The diagnostic discipline is to weight central-bank forecasts as one input among several rather than as authoritative predictions. Triangulating across the SPF, market measures (TIPS breakevens, inflation swaps), and structural analyses produces a more robust forecast distribution than any single source. This mechanism fits within our taxonomy of inflation regimes. The dataset on market-implied breakeven inflation rates provides one such alternative measure. Our work on how central banks calibrate rate hikes reflects the operational importance of forecast accuracy for policy timing.

⚠️ Common error

Treating central-bank inflation forecasts as the most authoritative inflation prediction available. The forecasts are anchored to institutional commitments and embed policy stance. They are useful as one input among several, but the systematic bias documented over 25 years means they should never be the only forecast a serious user relies on. The triangulation discipline is the operational defence.

What credible forecasting would require

The intellectual honest version of this analysis acknowledges that no forecasting institution — central bank, IMF, OECD, private bank — has a clean track record on inflation regime transitions. The errors are not unique to central banks; they are characteristic of macroeconomic forecasting in regimes that violate the framework’s implicit assumptions. The solution is not better models but better epistemic discipline about model limits. Atlanta Fed’s GDPNow nowcasting framework is one institutional attempt to address this: rather than producing a single point forecast, it produces a real-time updated estimate based on incoming data, with explicit acknowledgement that the estimate evolves with information.

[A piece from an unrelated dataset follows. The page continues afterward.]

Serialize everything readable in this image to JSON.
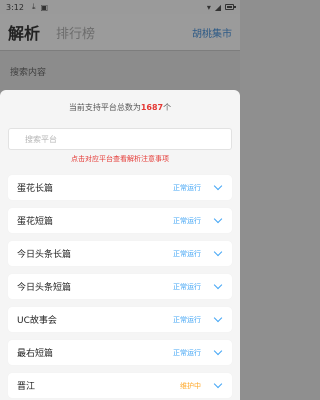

For the analyst seeking a more durable framework, the relevant disciplines are: monitor the gap between target and realised inflation as a leading indicator of regime stress; weight forecasts inversely to recent forecast errors of the same institution; and integrate alternative sources (market-implied measures, structural macro analysis) as triangulation. Our analysis of core vs headline inflation develops the measurement layer that interacts with forecast accuracy. The dataset on U.S. inflation history since 1913 provides the long-run perspective that puts any current forecast into structural context.

📌 Key takeaways
  • The IMF Working Paper 23/53 (2023) documented systematic forecast biases across 16 advanced-economy central banks since 2000, with serial correlation of successive errors above 0.5 in 12 of 16 institutions.
  • The 2021-2023 underprediction was nearly universal: ECB June 2021 forecast for 2022 HICP was 1.5% vs 8.4% realised; Fed forecast was 2.3% vs 6.5%; Bank of England was 4% vs 9%.
  • The 2010-2019 mirror image: Fed SEP overpredicted PCE in nine of ten years; ECB and BoE produced similar persistent overshoots driven by structural deflationary forces.
  • The common mechanism is institutional anchoring: forecasts partially restate the policy commitment to 2%, and break in the same direction when reality persistently violates the commitment.

The diagnostic posture

The honest analytical takeaway is that central-bank inflation forecasts are useful but biased instruments. They reflect the institutional commitment to the inflation target as much as they reflect the underlying data. Treating them as authoritative is a category error; treating them as worthless is also wrong. They are one input in a triangulation framework that should also include market-implied measures, structural analyses, and explicit acknowledgement of regime-shift risk.

For the next inflation episode, the diagnostic challenge is to identify the regime-shift signal early enough to discount the central-bank forecast appropriately. The 2021-2023 episode taught the lesson the hard way; the operational discipline is to apply the lesson before the next regime test rather than during it.